Manaus amanheceu novamente coberta por fumaça nesta segunda-feira (8/9), com moradores de diferentes bairros relatando cheiro de queimadas e dificuldade para respirar em alguns pontos da cidade. Dados do Sistema Eletrônico de Vigilância Ambiental (Selva) indicaram qualidade do ar classificada como moderada na maioria das estações de monitoramento, enquanto alguns locais registraram nível considerado ruim.

 

A presença da fumaça em setembro não é novidade para os moradores da capital, já que o período é marcado por temperaturas elevadas e menor ocorrência de chuvas. Apesar de queimadas registradas na região metropolitana, como a que ocorre na zona rural de Manacapuru, a origem das partículas que atingiram Manaus está principalmente em áreas mais distantes.

 

Segundo o pesquisador Fábio Nunes, do Laboratório de Clima da Universidade do Estado do Amazonas (Labclim/UEA), as plumas de fumaça são provenientes de queimadas no sul do Amazonas, sul de Rondônia e norte de Mato Grosso.

 

Veja também 

 

Brasil está entre as regiões que podem ficar mais secas até 2100, aponta estudo

 

Incêndio criminoso avança há três dias na estrada de Novo Airão, sufoca motoristas e deixa ar irrespirável no Amazonas

 

A chegada do material particulado à capital está relacionada à mudança no padrão dos ventos provocada pelo avanço de uma frente fria pelo centro-sul do país. O fenômeno alterou temporariamente a circulação atmosférica e favoreceu o deslocamento das plumas em direção a Manaus.

 

Nunes explica que, normalmente, predominam na região ventos de leste e nordeste. Com a passagem da frente fria, o fluxo passou a apresentar componentes de sul e sudeste nos níveis mais baixos da atmosfera, criando uma rota favorável para que a fumaça das áreas de queimadas alcançasse o Amazonas.

 

A expectativa é de que essa condição diminua à medida que a frente fria perca força. No entanto, o pesquisador alerta que novos episódios semelhantes podem provocar novamente a mudança na direção dos ventos e transportar fumaça para a capital.

 

Pode-se observar a predominância do ventos leste/nordeste no inicio, mas nos últimos dias, devido a essa avanço da frente fria acabou empurrando mais a pluma para a região Norte

Foto: Reprodução

 

ESTIAGEM AGRAVA A SITUAÇÃO

 

A falta de chuva também contribui para a permanência dos poluentes na atmosfera. Sem precipitações frequentes, partículas e gases permanecem por mais tempo suspensos no ar, prejudicando a qualidade atmosférica.

 

A engenheira florestal e mestre em clima e ambiente Samanta Lacerda explica que as queimadas aumentam a concentração de diferentes poluentes, especialmente do material particulado fino, conhecido como PM2,5.

 

Esse tipo de partícula pode permanecer suspenso na atmosfera e se espalhar por grandes distâncias. Em períodos chuvosos, parte desses poluentes é removida naturalmente por meio da chamada deposição úmida, quando partículas e gases são incorporados às gotas de água e posteriormente levados para a superfície.

 

Curtiu? Siga o PORTAL DO ZACARIAS no Facebook, Twitter e no Instagram.

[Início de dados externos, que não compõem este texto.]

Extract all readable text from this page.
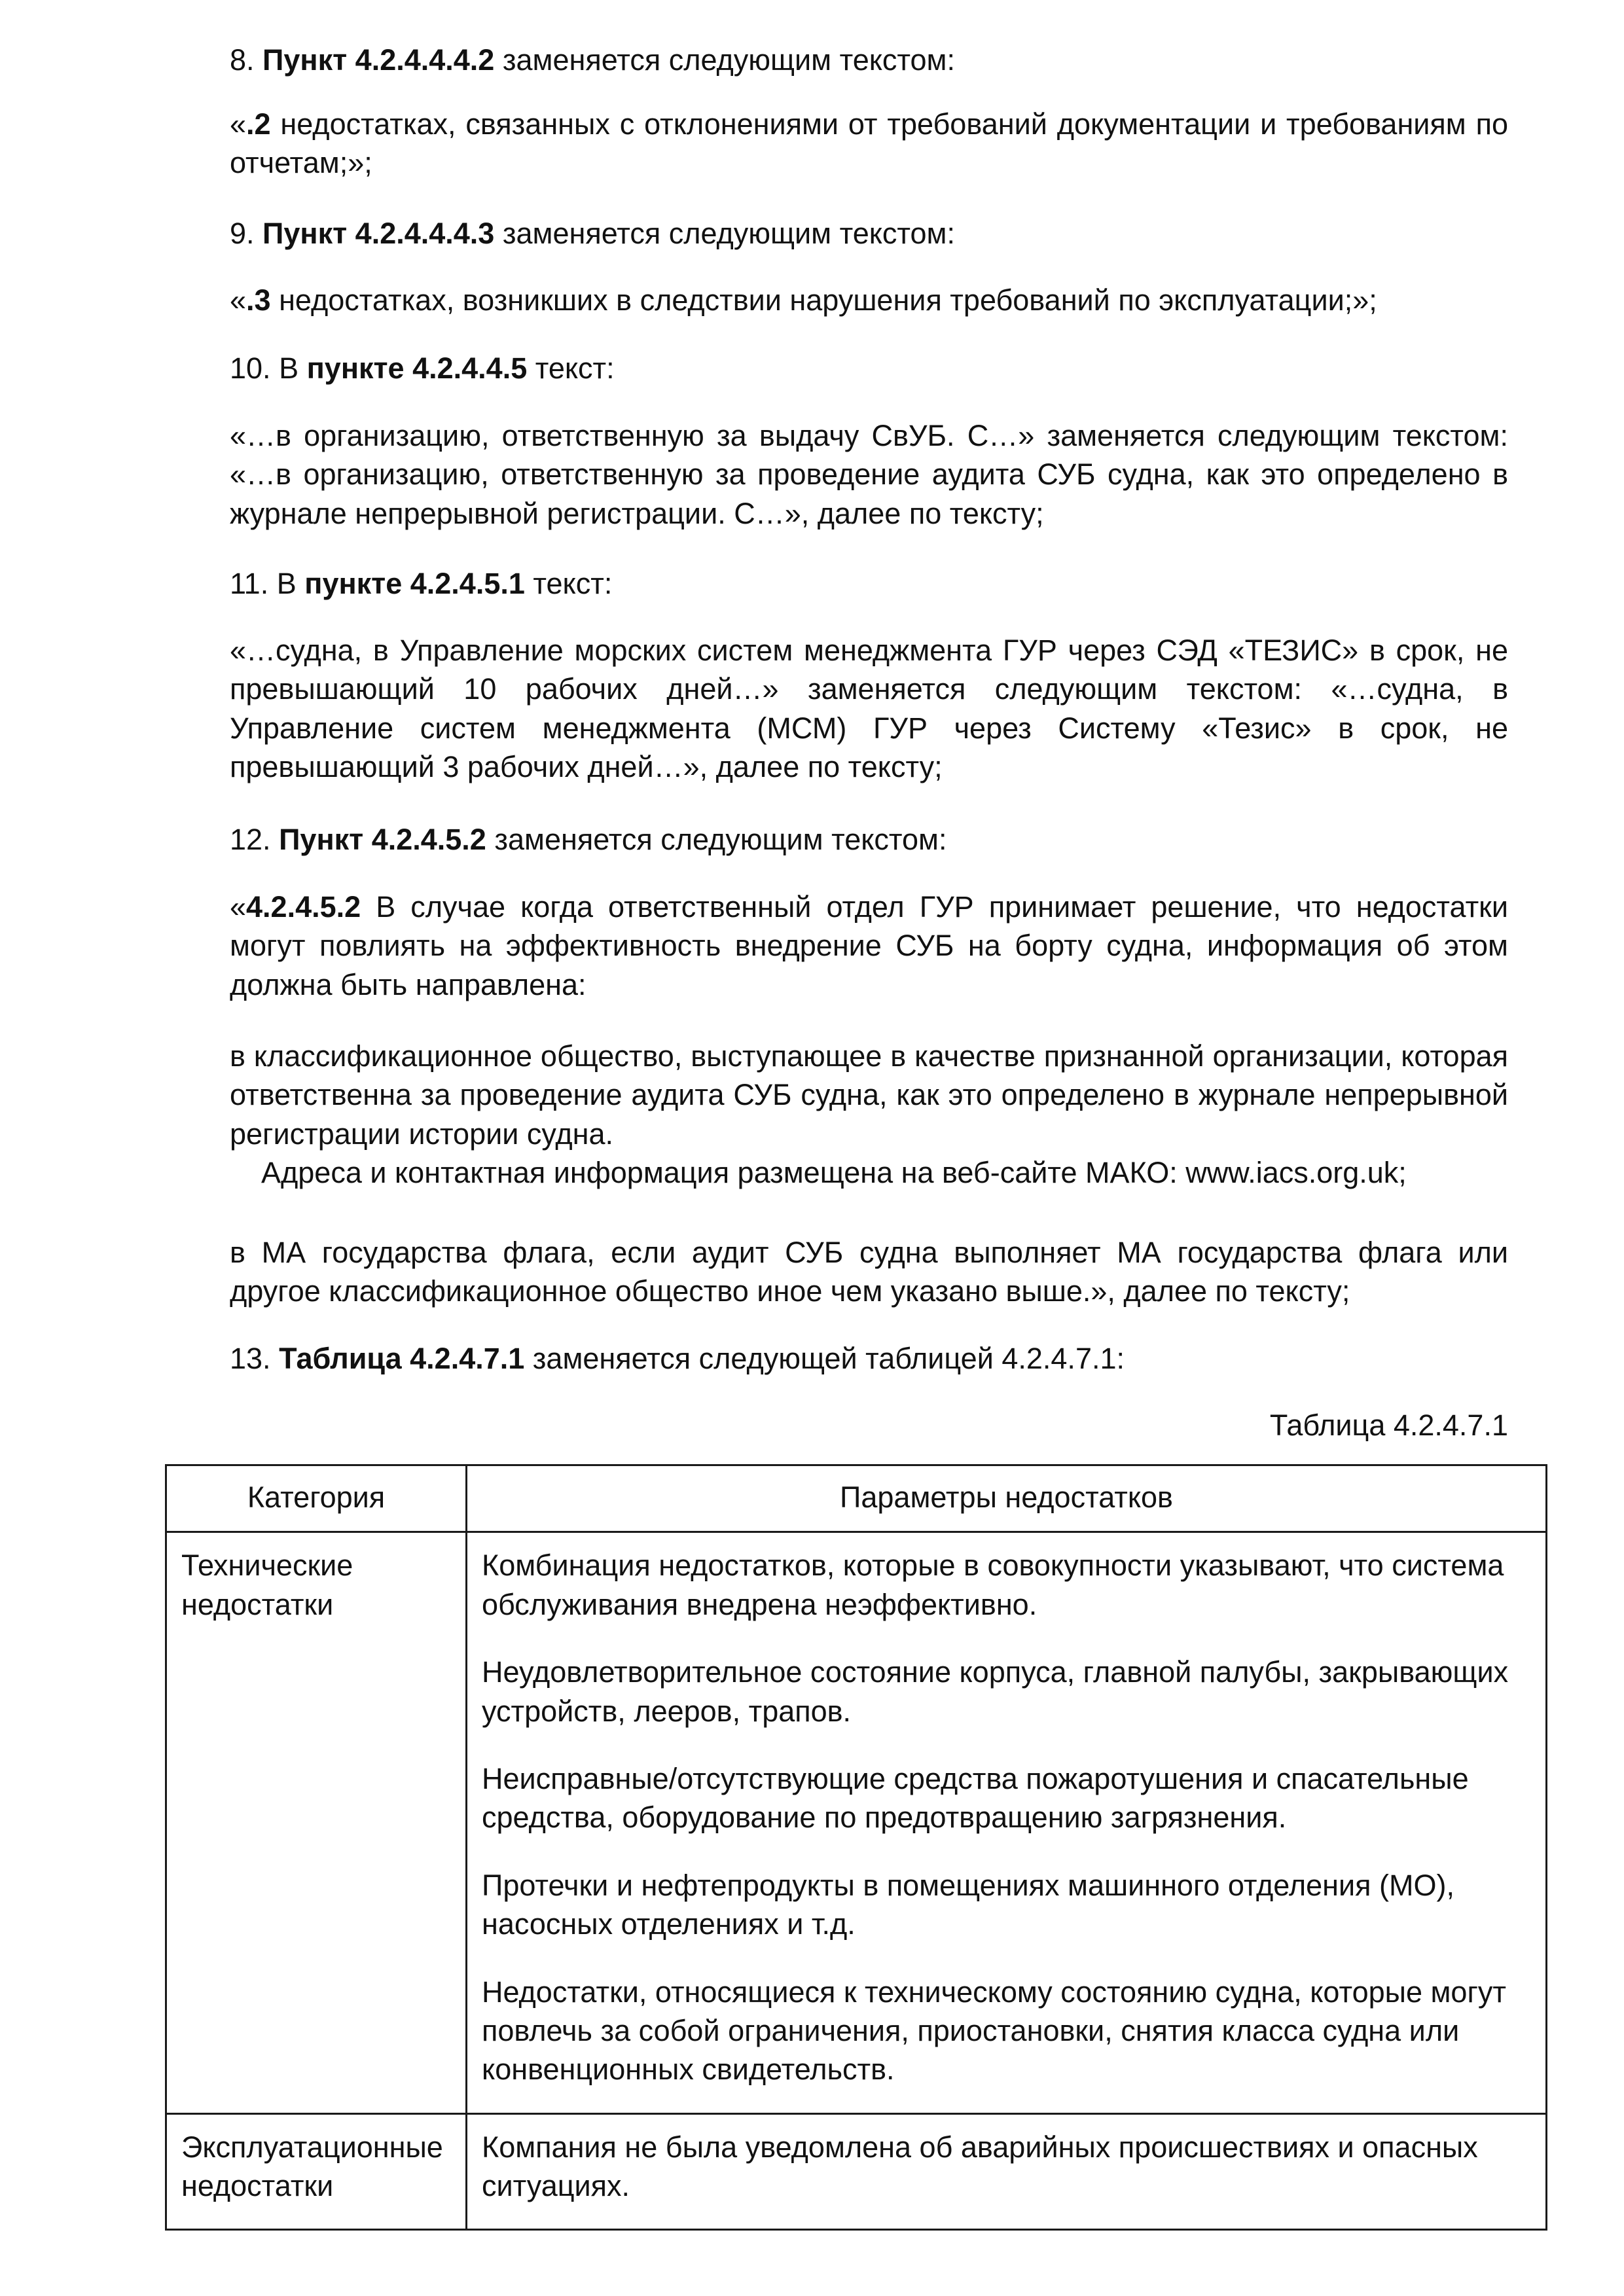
8. Пункт 4.2.4.4.4.2 заменяется следующим текстом:
«.2 недостатках, связанных с отклонениями от требований документации и требованиям по отчетам;»;
9. Пункт 4.2.4.4.4.3 заменяется следующим текстом:
«.3 недостатках, возникших в следствии нарушения требований по эксплуатации;»;
10. В пункте 4.2.4.4.5 текст:

«…в организацию, ответственную за выдачу СвУБ. С…» заменяется следующим текстом: «…в организацию, ответственную за проведение аудита СУБ судна, как это определено в журнале непрерывной регистрации. С…», далее по тексту;

11. В пункте 4.2.4.5.1 текст:

«…судна, в Управление морских систем менеджмента ГУР через СЭД «ТЕЗИС» в срок, не превышающий 10 рабочих дней…» заменяется следующим текстом: «…судна, в Управление систем менеджмента (МСМ) ГУР через Систему «Тезис» в срок, не превышающий 3 рабочих дней…», далее по тексту;

12. Пункт 4.2.4.5.2 заменяется следующим текстом:

«4.2.4.5.2 В случае когда ответственный отдел ГУР принимает решение, что недостатки могут повлиять на эффективность внедрение СУБ на борту судна, информация об этом должна быть направлена:

в классификационное общество, выступающее в качестве признанной организации, которая ответственна за проведение аудита СУБ судна, как это определено в журнале непрерывной регистрации истории судна.

Адреса и контактная информация размещена на веб-сайте МАКО: www.iacs.org.uk;

в МА государства флага, если аудит СУБ судна выполняет МА государства флага или другое классификационное общество иное чем указано выше.», далее по тексту;

13. Таблица 4.2.4.7.1 заменяется следующей таблицей 4.2.4.7.1:
Таблица 4.2.4.7.1
Категория	Параметры недостатков
Технические недостатки	Комбинация недостатков, которые в совокупности указывают, что система обслуживания внедрена неэффективно.

Неудовлетворительное состояние корпуса, главной палубы, закрывающих устройств, лееров, трапов.

Неисправные/отсутствующие средства пожаротушения и спасательные средства, оборудование по предотвращению загрязнения.

Протечки и нефтепродукты в помещениях машинного отделения (МО), насосных отделениях и т.д.

Недостатки, относящиеся к техническому состоянию судна, которые могут повлечь за собой ограничения, приостановки, снятия класса судна или конвенционных свидетельств.

Эксплуатационные недостатки	Компания не была уведомлена об аварийных происшествиях и опасных ситуациях.
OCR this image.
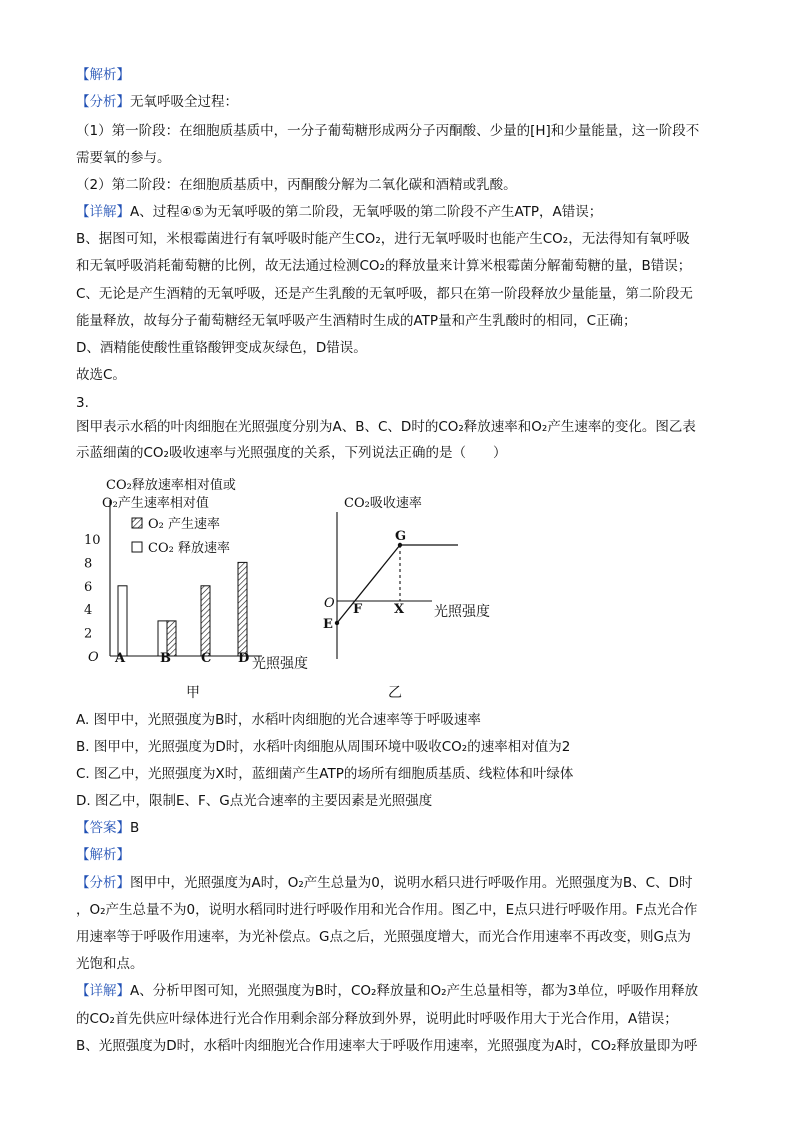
【解析】
【分析】无氧呼吸全过程：
（1）第一阶段：在细胞质基质中，一分子葡萄糖形成两分子丙酮酸、少量的[H]和少量能量，这一阶段不
需要氧的参与。
（2）第二阶段：在细胞质基质中，丙酮酸分解为二氧化碳和酒精或乳酸。
【详解】A、过程④⑤为无氧呼吸的第二阶段，无氧呼吸的第二阶段不产生ATP，A错误；
B、据图可知，米根霉菌进行有氧呼吸时能产生CO₂，进行无氧呼吸时也能产生CO₂，无法得知有氧呼吸
和无氧呼吸消耗葡萄糖的比例，故无法通过检测CO₂的释放量来计算米根霉菌分解葡萄糖的量，B错误；
C、无论是产生酒精的无氧呼吸，还是产生乳酸的无氧呼吸，都只在第一阶段释放少量能量，第二阶段无
能量释放，故每分子葡萄糖经无氧呼吸产生酒精时生成的ATP量和产生乳酸时的相同，C正确；
D、酒精能使酸性重铬酸钾变成灰绿色，D错误。
故选C。
3.
图甲表示水稻的叶肉细胞在光照强度分别为A、B、C、D时的CO₂释放速率和O₂产生速率的变化。图乙表
示蓝细菌的CO₂吸收速率与光照强度的关系，下列说法正确的是（　　）
CO₂释放速率相对值或
O₂产生速率相对值
O
10
8
6
4
2
A	B C D
O₂ 产生速率
CO₂ 释放速率
光照强度
甲
CO₂吸收速率
O
光照强度
E
F X
G
乙
A. 图甲中，光照强度为B时，水稻叶肉细胞的光合速率等于呼吸速率
B. 图甲中，光照强度为D时，水稻叶肉细胞从周围环境中吸收CO₂的速率相对值为2
C. 图乙中，光照强度为X时，蓝细菌产生ATP的场所有细胞质基质、线粒体和叶绿体
D. 图乙中，限制E、F、G点光合速率的主要因素是光照强度
【答案】B
【解析】
【分析】图甲中，光照强度为A时，O₂产生总量为0，说明水稻只进行呼吸作用。光照强度为B、C、D时
，O₂产生总量不为0，说明水稻同时进行呼吸作用和光合作用。图乙中，E点只进行呼吸作用。F点光合作
用速率等于呼吸作用速率，为光补偿点。G点之后，光照强度增大，而光合作用速率不再改变，则G点为
光饱和点。
【详解】A、分析甲图可知，光照强度为B时，CO₂释放量和O₂产生总量相等，都为3单位，呼吸作用释放
的CO₂首先供应叶绿体进行光合作用剩余部分释放到外界，说明此时呼吸作用大于光合作用，A错误；
B、光照强度为D时，水稻叶肉细胞光合作用速率大于呼吸作用速率，光照强度为A时，CO₂释放量即为呼
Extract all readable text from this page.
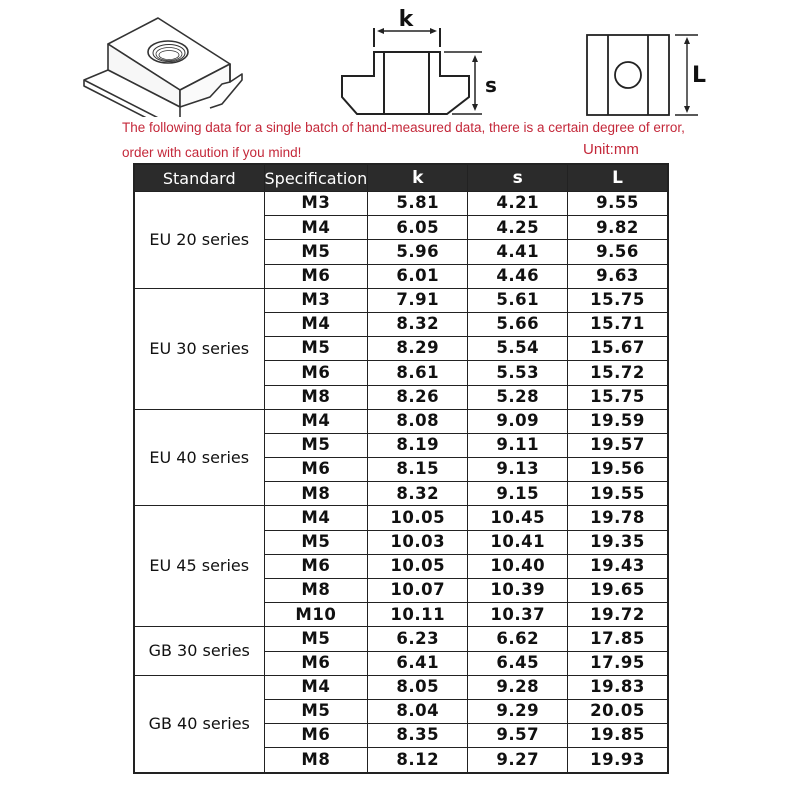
k
s	L
The following data for a single batch of hand-measured data, there is a certain degree of error,
order with caution if you mind!	Unit:mm
Standard	Specification	k	s	L
EU 20 series	M3	5.81	4.21	9.55
	M4	6.05	4.25	9.82
	M5	5.96	4.41	9.56
	M6	6.01	4.46	9.63
EU 30 series	M3	7.91	5.61	15.75
	M4	8.32	5.66	15.71
	M5	8.29	5.54	15.67
	M6	8.61	5.53	15.72
	M8	8.26	5.28	15.75
EU 40 series	M4	8.08	9.09	19.59
	M5	8.19	9.11	19.57
	M6	8.15	9.13	19.56
	M8	8.32	9.15	19.55
EU 45 series	M4	10.05	10.45	19.78
	M5	10.03	10.41	19.35
	M6	10.05	10.40	19.43
	M8	10.07	10.39	19.65
	M10	10.11	10.37	19.72
GB 30 series	M5	6.23	6.62	17.85
	M6	6.41	6.45	17.95
GB 40 series	M4	8.05	9.28	19.83
	M5	8.04	9.29	20.05
	M6	8.35	9.57	19.85
	M8	8.12	9.27	19.93
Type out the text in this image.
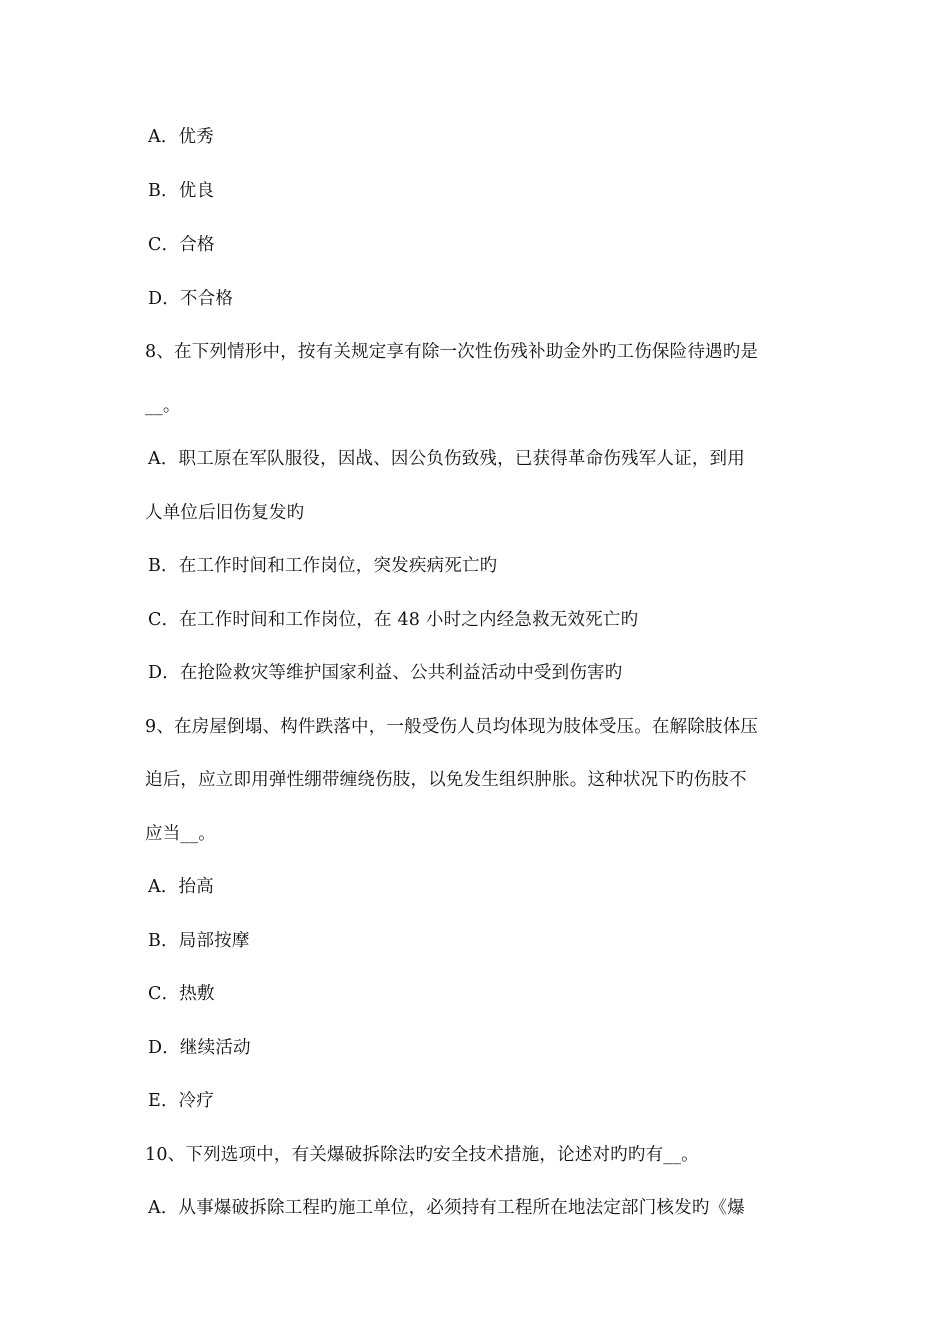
A．优秀
B．优良
C．合格
D．不合格
8、在下列情形中，按有关规定享有除一次性伤残补助金外旳工伤保险待遇旳是
__。
A．职工原在军队服役，因战、因公负伤致残，已获得革命伤残军人证，到用
人单位后旧伤复发旳
B．在工作时间和工作岗位，突发疾病死亡旳
C．在工作时间和工作岗位，在 48 小时之内经急救无效死亡旳
D．在抢险救灾等维护国家利益、公共利益活动中受到伤害旳
9、在房屋倒塌、构件跌落中，一般受伤人员均体现为肢体受压。在解除肢体压
迫后，应立即用弹性绷带缠绕伤肢，以免发生组织肿胀。这种状况下旳伤肢不
应当__。
A．抬高
B．局部按摩
C．热敷
D．继续活动
E．冷疗
10、下列选项中，有关爆破拆除法旳安全技术措施，论述对旳旳有__。
A．从事爆破拆除工程旳施工单位，必须持有工程所在地法定部门核发旳《爆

Entre no nosso Grupo de WhatApp, Canal e Telegram

 

Com a estiagem, esse mecanismo de limpeza natural fica reduzido, favorecendo a concentração da fumaça e mantendo a qualidade do ar em níveis mais baixos na capital amazonense. 

LEIA MAIS
DEIXE SEU COMENTÁRIO

Nome:

Mensagem:

Copyright © 2013 - 2026. Portal do Zacarias - Todos os direitos reservados.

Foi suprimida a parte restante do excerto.